Re: How to cap facet counts beyond a specified limit

2012-06-08 Thread Toke Eskildsen
On Thu, 2012-06-07 at 10:01 +0200, Andrew Laird wrote:
 For our needs we don't really need to know that a particular facet has
 exactly 14,203,527 matches - just knowing that there are more than a
 million is enough.  If I could somehow limit the hit counts to a
 million (say) [...]

It should be feasible to stop the collector after 1M documents has been
processed. If nothing else then just by ignoring subsequent IDs.
However, the ID's received would be in index-order, which normally means
old-to-new. If the nature of the corpus, and thereby the facet values,
changes over time, this change would not be reflected in the facets that
has many hits as the collector never reaches the newer documents.

 it seems like that could decrease the work required to
 compute the values (just stop counting after the limit is reached) and
 potentially improve faceted search time - especially when we have 20-30
 fields to facet on.  Has anyone else tried to do something like this?

The current Solr facet implementation treats every facet structure
individually. It works fine in a lot of areas but it also means that the
list of IDs for matching documents is iterated once for every facet: In
the sample case, 14M+ hits * 25 fields = 350M+ hits processed.

I have been experimenting with an alternative approach (SOLR-2412) that
packs the terms in the facets as a single structure underneath the hood,
which means only 14M+ hits processed in the current case. Unfortunately
it is not mature and only works for text fields.

- Toke Eskildsen, State and University Library, Denmark



Re: How to cap facet counts beyond a specified limit

2012-06-07 Thread Jack Krupansky

Sounds like an interesting improvement to propose.

It will also depend on various factors, such as number of unique terms in a 
field, field type, etc.


Which field types are giving you the most trouble and how many unique values 
do they have? And do you specify a facet.method or just let it default?


What release of Solr are you on? Are you using trie for numeric fields? 
Are these mostly string fields?
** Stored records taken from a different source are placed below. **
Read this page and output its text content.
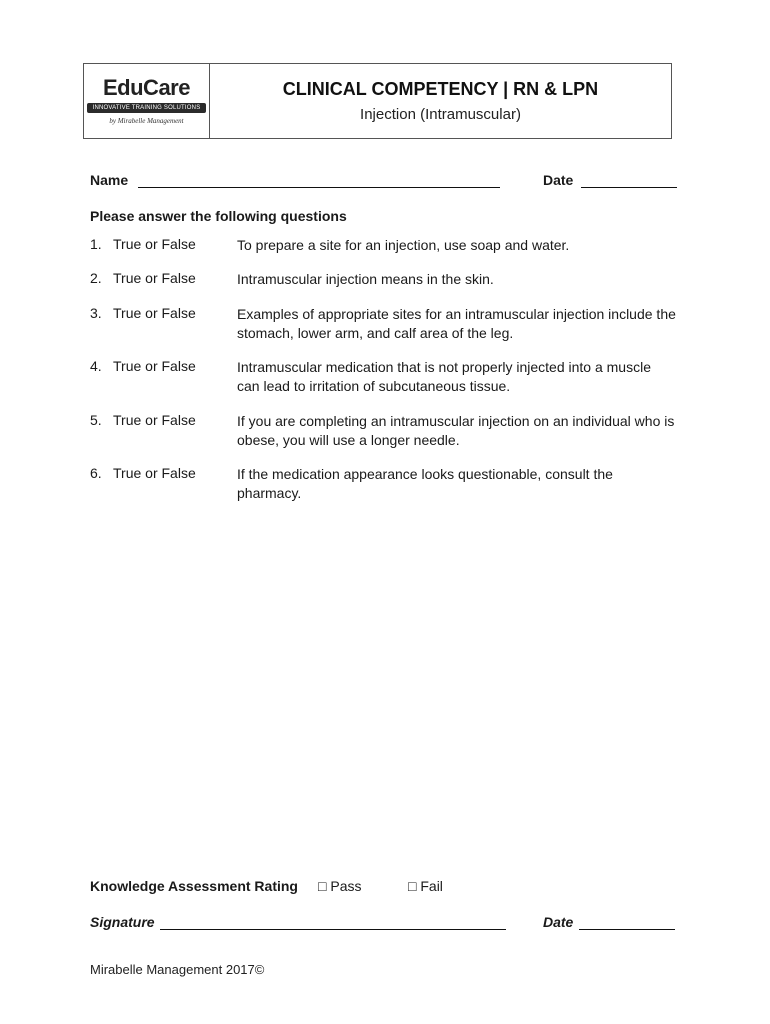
EduCare
INNOVATIVE TRAINING SOLUTIONS
by Mirabelle Management
CLINICAL COMPETENCY | RN & LPN
Injection (Intramuscular)
Name	Date
Please answer the following questions
1. True or False	To prepare a site for an injection, use soap and water.
2. True or False	Intramuscular injection means in the skin.
3. True or False	Examples of appropriate sites for an intramuscular injection include the stomach, lower arm, and calf area of the leg.
4. True or False	Intramuscular medication that is not properly injected into a muscle can lead to irritation of subcutaneous tissue.
5. True or False	If you are completing an intramuscular injection on an individual who is obese, you will use a longer needle.
6. True or False	If the medication appearance looks questionable, consult the pharmacy.
Knowledge Assessment Rating □ Pass	□ Fail
Signature	Date
Mirabelle Management 2017©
Any boolean fields?


-- Jack Krupansky

-Original Message- 
From: Andrew Laird

Sent: Thursday, June 07, 2012 4:01 AM
To: solr-user@lucene.apache.org
Subject: How to cap facet counts beyond a specified limit

We have an index with ~100M documents and I am looking for a simple way to 
speed up faceted searches.  Is there a relatively straightforward way to 
stop counting the number of matching documents beyond some specifiable 
value?  For our needs we don't really need to know that a particular facet 
has exactly 14,203,527 matches - just knowing that there are more than a 
million is enough.  If I could somehow limit the hit counts to a million 
(say) it seems like that could decrease the work required to compute the 
values (just stop counting after the limit is reached) and potentially 
improve faceted search time - especially when we have 20-30 fields to facet 
on.  Has anyone else tried to do something like this?


Many thanks for comments and info,

Sincerely,


andy laird | gettyimages | 206.925.6728